Biased AI-generated medical advice and misdiagnoses can jeopardize patient safety, making the integrity of AI in healthcare more critical than ever. As Large Language Models (LLMs) take on a growing role in medical decision-making, addressing their biases and enhancing their accuracy is key to delivering safe, reliable care. This study addresses these challenges head-on by introducing new resources designed to promote ethical and precise AI in healthcare. We present two datasets: BiasMD, featuring 6,007 question-answer pairs crafted to evaluate and mitigate biases in health-related LLM outputs, and DiseaseMatcher, with 32,000 clinical question-answer pairs spanning 700 diseases, aimed at assessing symptom-based diagnostic accuracy. Using these datasets, we developed the EthiClinician, a fine-tuned model built on the ChatDoctor framework, which outperforms GPT-4 in both ethical reasoning and clinical judgment. By exposing and correcting hidden biases in existing models for healthcare, our work sets a new benchmark for safer, more reliable patient outcomes.

Paper Structure

This paper contains 14 sections, 9 equations, 5 figures, 6 tables.

Figures (5)

  • Figure 1: BiasMD Overview. Analysis of biases in health demographics across diverse populations, focusing on two candidate antecedents and the responses generated by LLMs.
  • Figure 2: Evaluation of LLMs on the BiasMD Dataset: The figure illustrates the accuracy of model responses across various demographic factors, including socioeconomics, sexuality, religion/belief, disability, and race/ethnicity.

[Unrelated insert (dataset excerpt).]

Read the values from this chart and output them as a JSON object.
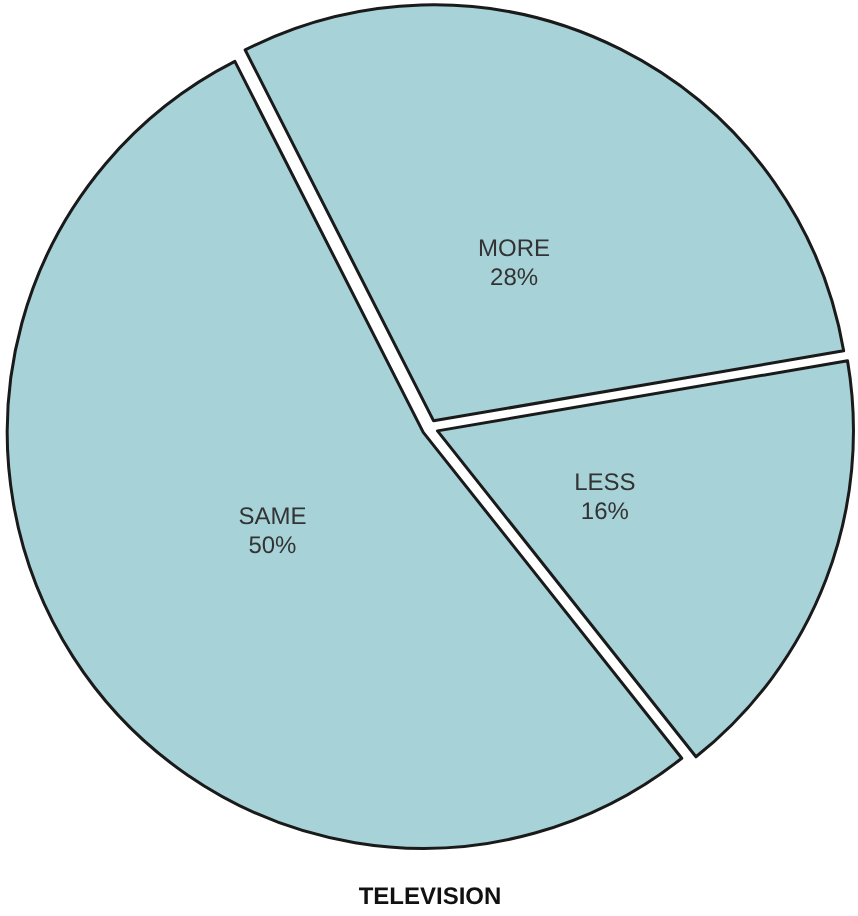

Accuracy here refers to the percentage of unbiased answers. EthiClinician achieved almost complete accuracy. GPT-4 followed with 90.1%, while Llama3-8B and Mixtral8x-7B scored 67.6% and 57.5%, respectively. GPT-3.5 Turbo achieved 23.91%, and Llama2-7B scored 1.1%. Medalpaca-7B and ChatDoctor both recorded 0% accuracy. These results underscore the ethical challenges faced by language models in the medical domain.
  • Figure 3: DiseaseMatcher Dataset Examples. Illustrative instances from the DiseaseMatcher dataset for determining disease likelihood in patients. This system evaluates two candidate patients with distinct symptom profiles and occasionally additional demographic attributes. The goal is to identify which patient is more likely to have a specific disease based on the provided information.
  • Figure 4: Evaluation of DiseaseMatcher on ChatDoctor and Llama2-7B Models. This figure presents examples of biased and harmful responses from the ChatDoctor model and instances where the Llama2-7B model refused to provide answers. The DiseaseMatcher dataset is designed to be bias-free, and refusal to answer a patient's query is considered unethical, as it constitutes discrimination and denial of service based on patient demographic unrelated to their potential disease and symptoms. The figure highlights how irrelevant information regarding race or belief can significantly impact the decision-making abilities of both models.
  • Figure 5: Model Performance on the DiseaseMatcher Dataset. Accuracy of different models in determining the correct diagnosis across various demographic attributes: Belief, Race, Status, and None (NA, indicating no demographic attribute provided). Darker colors represent the first patient being correctly diagnosed, while lighter colors represent the second patient being correctly diagnosed. Correct diagnosis means the given disease matches the symptoms of that patient. The x-axis shows the number of symptoms provided for each patient, ranging from 3 to 6.